En production animale, c’est par exemple relever le défi du bien-être. Cela peut aussi se concrétiser par un objectif d’autonomie alimentaire. Ailleurs, c’est valoriser et préserver la ressource en eau. C’est également s’inscrire dans la perspective de la transition énergétique nationale. Enfin, l’agronomie reprend ses droits avec la prise en compte de la vie du sol et du taux de matière organique, … C’est la logique de « l’agriculture de conservation » et du « BIO » qui concerne alors toute l’exploitation. C’est aussi « l’agro pastoralisme » dans certaines régions, l’agro foresterie. Et encore les productions « label » et AOC.

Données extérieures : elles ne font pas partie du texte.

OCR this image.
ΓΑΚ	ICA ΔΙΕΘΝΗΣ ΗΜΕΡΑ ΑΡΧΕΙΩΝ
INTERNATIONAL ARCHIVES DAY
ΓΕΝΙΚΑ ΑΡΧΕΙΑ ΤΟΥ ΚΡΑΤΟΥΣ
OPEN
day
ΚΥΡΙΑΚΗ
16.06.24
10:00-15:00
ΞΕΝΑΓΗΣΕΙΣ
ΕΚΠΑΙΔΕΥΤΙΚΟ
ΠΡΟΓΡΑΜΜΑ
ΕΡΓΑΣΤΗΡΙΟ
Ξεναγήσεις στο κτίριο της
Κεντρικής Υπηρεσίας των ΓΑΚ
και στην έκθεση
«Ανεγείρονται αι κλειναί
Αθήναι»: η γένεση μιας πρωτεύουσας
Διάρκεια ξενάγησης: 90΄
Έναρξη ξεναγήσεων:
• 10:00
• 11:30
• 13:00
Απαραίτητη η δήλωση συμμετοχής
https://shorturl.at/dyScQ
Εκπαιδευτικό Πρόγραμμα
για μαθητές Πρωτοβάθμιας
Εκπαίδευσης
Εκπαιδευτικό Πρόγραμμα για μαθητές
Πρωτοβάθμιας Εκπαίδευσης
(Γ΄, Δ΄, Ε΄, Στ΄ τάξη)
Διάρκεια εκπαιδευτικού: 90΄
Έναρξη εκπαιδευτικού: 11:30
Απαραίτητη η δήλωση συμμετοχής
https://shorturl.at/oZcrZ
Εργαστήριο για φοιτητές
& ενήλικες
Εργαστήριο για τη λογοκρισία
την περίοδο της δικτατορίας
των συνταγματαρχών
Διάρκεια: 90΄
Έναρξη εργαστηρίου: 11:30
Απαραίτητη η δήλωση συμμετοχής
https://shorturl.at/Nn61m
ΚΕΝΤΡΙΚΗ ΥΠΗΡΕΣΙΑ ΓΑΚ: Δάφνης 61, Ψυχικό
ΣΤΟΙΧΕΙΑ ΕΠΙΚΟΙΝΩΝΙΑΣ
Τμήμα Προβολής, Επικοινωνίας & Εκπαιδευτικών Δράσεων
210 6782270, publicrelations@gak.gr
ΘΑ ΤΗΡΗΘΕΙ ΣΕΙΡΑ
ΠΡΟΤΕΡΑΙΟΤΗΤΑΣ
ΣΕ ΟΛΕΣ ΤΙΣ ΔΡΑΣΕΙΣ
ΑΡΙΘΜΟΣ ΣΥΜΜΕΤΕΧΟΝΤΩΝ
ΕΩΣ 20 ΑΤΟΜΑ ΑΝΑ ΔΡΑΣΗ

Aller vers le client final avec une « vraie » différenciation
L’engagement vers le consommateur est très marqué dans cette logique. Les marchés sont locaux, voire réduits, mais ont aussi des exigences de constance d’approvisionnement (volumes réguliers, qualité homogène, gamme, …).
Ainsi, pour accroître la valeur ajoutée, l’exploitant transforme sa production, valorise son image, vend en direct ou en circuit court, utilise Internet… Il diversifie son assolement et augmente son potentiel agronomique.
La fabrication de farines de blé, de pois, de féveroles, les huiles de noix, de colza ou de tournesol. Les viandes « veau sous la mère », les salaisons de « … ».
Choisir sa « voie », un choix qui combine le potentiel local et les aspirations personnelles
Au final, le choix repose sur les réponses à cette question :
Que puis-je faire pour répondre au marché que je choisis, ou sur lequel je choisis d’évoluer, avec ce que j’ai, là où je suis, avec les contraintes réglementaires qui sont les miennes ?
Les organisations professionnelles agricoles ont mené des études conjointes depuis 2017. Ce sont FNSEA Centre VdL, CERFRANCE, la Chambre régionale d’agriculture, AS conseil, Crédit Agricole et Arvalis. Ce programme d’étude porte le nom de « CAP Filière 2025 ».